I coulda designed that in 5 minutes.
My kindergartner likes it.
I miss the little g.
Just some of the reactions I’ve heard to Google’s new logo reveal today. For a brand that has so greatly shaped the way we interface with the internet and each other, the ways we think, the ways we resolve arguments and even the ways we work, just to name a few, any shift or evolution is going to be tricky, but that doesn’t mean it shouldn’t be done.
According to Google’s official blog:
So why are we doing this now? Once upon a time, Google was one destination that you reached from one device: a desktop PC. These days, people interact with Google products across many different platforms, apps and devices—sometimes all in a single day. You expect Google to help you whenever and wherever you need it, whether it’s on your mobile phone, TV, watch, the dashboard in your car, and yes, even a desktop! Today we’re introducing a new logo and identity family that reflects this reality and shows you when the Google magic is working for you, even on the tiniest screens. As you’ll see, we’ve taken the Google logo and branding, which were originally built for a single desktop browser page, and updated them for a world of seamless computing across an endless number of devices and different kinds of inputs (such as tap, type and talk).
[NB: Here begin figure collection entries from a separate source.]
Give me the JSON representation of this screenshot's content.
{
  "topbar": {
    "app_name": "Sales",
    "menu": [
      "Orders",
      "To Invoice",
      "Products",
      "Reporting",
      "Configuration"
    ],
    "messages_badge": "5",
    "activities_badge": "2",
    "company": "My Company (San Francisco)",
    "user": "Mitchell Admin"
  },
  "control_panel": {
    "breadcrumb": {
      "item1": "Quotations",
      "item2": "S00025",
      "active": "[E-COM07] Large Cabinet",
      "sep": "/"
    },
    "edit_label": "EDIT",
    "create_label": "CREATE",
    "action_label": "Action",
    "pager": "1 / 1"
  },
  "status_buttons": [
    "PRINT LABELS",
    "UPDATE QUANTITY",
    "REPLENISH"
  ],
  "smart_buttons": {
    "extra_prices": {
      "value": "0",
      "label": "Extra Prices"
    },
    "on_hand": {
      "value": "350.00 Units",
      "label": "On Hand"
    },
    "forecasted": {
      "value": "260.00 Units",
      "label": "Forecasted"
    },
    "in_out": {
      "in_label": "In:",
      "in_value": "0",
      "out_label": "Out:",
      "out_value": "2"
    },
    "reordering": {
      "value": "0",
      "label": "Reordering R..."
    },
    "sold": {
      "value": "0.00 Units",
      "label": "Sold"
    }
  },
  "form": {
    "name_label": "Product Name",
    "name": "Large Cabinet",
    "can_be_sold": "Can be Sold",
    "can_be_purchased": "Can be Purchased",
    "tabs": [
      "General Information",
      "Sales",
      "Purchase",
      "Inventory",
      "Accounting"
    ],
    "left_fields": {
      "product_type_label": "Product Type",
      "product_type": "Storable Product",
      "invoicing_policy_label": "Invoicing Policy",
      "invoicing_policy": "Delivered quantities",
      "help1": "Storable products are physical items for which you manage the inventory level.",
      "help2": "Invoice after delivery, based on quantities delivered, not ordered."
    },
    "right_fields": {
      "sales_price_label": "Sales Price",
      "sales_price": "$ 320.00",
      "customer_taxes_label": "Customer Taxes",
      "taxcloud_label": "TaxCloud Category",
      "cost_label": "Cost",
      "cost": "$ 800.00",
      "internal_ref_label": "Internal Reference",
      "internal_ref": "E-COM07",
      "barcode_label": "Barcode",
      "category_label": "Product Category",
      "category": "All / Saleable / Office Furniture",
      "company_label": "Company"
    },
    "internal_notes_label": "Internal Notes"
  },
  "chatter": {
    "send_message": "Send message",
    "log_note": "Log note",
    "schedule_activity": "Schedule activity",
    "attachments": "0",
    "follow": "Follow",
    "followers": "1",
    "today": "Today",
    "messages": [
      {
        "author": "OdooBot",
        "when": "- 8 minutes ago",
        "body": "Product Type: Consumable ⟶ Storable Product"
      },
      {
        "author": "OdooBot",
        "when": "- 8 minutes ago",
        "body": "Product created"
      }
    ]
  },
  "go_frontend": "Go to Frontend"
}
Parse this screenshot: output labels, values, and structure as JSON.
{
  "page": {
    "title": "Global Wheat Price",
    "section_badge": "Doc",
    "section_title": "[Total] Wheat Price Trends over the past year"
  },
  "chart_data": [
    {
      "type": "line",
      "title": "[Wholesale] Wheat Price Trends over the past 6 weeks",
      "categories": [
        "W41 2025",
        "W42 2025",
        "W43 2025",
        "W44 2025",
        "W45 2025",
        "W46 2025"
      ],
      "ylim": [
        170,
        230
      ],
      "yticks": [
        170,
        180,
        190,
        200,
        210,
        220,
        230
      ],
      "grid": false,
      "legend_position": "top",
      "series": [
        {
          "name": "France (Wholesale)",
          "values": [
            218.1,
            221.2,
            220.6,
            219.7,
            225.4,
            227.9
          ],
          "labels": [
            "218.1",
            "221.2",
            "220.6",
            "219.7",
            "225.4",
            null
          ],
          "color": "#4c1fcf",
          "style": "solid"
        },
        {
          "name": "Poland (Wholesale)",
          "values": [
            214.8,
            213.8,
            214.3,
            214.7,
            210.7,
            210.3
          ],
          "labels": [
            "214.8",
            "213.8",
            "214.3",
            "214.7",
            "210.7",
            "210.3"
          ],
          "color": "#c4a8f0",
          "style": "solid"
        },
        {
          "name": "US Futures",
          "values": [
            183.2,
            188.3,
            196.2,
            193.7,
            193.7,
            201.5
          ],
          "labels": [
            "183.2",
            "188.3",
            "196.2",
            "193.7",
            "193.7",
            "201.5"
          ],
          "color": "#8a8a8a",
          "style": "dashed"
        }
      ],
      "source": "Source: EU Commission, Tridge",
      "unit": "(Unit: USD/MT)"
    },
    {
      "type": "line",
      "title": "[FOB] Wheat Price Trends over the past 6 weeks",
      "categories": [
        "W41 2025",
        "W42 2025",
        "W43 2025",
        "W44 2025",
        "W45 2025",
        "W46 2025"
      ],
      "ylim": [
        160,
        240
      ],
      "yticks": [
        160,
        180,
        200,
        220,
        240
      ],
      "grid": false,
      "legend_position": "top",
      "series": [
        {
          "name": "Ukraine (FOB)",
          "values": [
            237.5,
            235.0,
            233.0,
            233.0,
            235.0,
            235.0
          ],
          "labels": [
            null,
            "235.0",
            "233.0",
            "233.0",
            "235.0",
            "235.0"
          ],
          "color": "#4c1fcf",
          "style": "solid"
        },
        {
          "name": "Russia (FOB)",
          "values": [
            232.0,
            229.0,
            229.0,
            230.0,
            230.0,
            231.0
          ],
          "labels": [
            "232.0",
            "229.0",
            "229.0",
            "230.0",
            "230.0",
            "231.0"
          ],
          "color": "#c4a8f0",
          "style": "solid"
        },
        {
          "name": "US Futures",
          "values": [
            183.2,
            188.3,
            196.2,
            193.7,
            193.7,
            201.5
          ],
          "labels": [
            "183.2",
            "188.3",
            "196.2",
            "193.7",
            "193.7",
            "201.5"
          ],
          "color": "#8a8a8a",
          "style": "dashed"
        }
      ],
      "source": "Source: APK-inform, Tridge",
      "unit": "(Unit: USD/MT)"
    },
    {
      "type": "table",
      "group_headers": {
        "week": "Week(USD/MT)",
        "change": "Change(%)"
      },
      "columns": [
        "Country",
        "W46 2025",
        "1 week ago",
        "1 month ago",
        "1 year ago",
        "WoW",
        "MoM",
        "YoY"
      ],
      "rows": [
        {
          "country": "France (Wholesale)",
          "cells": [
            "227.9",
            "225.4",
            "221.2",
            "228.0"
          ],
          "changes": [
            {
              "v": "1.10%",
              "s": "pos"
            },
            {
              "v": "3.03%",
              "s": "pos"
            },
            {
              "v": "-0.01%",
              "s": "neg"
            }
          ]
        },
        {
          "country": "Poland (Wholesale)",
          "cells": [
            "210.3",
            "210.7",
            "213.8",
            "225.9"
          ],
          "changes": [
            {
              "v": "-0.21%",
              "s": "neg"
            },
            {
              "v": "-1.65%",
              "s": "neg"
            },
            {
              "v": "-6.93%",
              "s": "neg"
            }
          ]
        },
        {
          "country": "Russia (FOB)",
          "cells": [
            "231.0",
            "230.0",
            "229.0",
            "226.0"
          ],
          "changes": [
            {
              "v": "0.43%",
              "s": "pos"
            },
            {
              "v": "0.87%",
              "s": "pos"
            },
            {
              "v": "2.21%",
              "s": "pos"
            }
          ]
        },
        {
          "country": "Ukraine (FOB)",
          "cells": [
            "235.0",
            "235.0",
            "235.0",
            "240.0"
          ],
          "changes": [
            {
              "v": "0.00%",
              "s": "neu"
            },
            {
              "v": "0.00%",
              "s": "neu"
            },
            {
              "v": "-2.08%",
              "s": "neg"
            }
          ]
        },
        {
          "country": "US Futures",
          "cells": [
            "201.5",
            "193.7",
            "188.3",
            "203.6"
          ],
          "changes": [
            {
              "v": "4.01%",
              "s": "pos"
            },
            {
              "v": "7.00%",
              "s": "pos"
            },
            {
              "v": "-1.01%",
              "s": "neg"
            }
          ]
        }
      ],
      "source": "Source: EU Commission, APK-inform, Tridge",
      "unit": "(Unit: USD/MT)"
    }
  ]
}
All in all, Google kicked the tires on its logo and sought a design that would be more efficient and streamlined in all the different capacities that it might appear (which applies to all extensions beyond the core logo as well). Via a custom geometric sans typeface called Product Sans, the new logo has a more even weight across all its letter forms and harkens schoolbook letter printing, which in conjunction with the vibrant hues, certainly does give a nod to familiar school bulletin board letters. The logo will also no longer be static, but incorporate the animation of 4 color dots, where applicable like on Search and Chrome, which will help to breathe some life into our interactions with these products. Additionally, Google will be revamping all it’s logos in this new, flat look and rolling those out over time; Google+ is already using it’s new look.
That being said, I do take issue with the criticism that “I could have made it in 5 minutes” or “Whatever. It’s just a font.” I remember when Yahoo unveiled its new logo design and its changes were met with similar criticisms. Yahoo’s CEO and President Marissa Mayer talked about the in-house design process on her blog, which added fuel to the fire. However, with its redesign, Google not only cared about the appearance and optimization of its new look, but really cared about the design of it and gave it the respect and attention needed to create design through thoughtful collaboration.
Shedding some insight into evolving Google identity process:
Early this year, designers from all across the company, including Creative Lab and the Material Design team, convened in New York for an intense, week-long design sprint. We drafted a brief that identified four challenges we wanted to address:
A scalable mark that could convey the feeling of the full logotype in constrained spaces.
The incorporation of dynamic, intelligent motion that responded to users at all stages of an interaction.
A systematic approach to branding in our products to provide consistency in people’s daily encounters with Google.
A refinement of what makes us Googley, combining the best of the brand our users know and love with thoughtful consideration for how their needs are changing.
The peek at the design process is fascinating for a design geek like myself, but also, I think it is educational for people to get a better understanding of what it takes to create an entirely new brand system. It’s not something you crank out in 5 minutes and it’s not something that just anyone can do. A critical eye for design is imperative as are gut instincts that have developed from experience, that define edits and filters. There are complexities and nuances that have to be thought through, evaluated and vetted by, who knows how many, decision makers, and that’s just the foundation of the system. Regardless of Monday morning quarterbacking and kneejerk reactions to the new logo, you’ve got to know that Google respects the design process and in talking about it, helps to elevate and acknowledge the process as a craft beyond making something look pretty (don’t get me on that soap box), but one of skill, critical thinking and problem solving.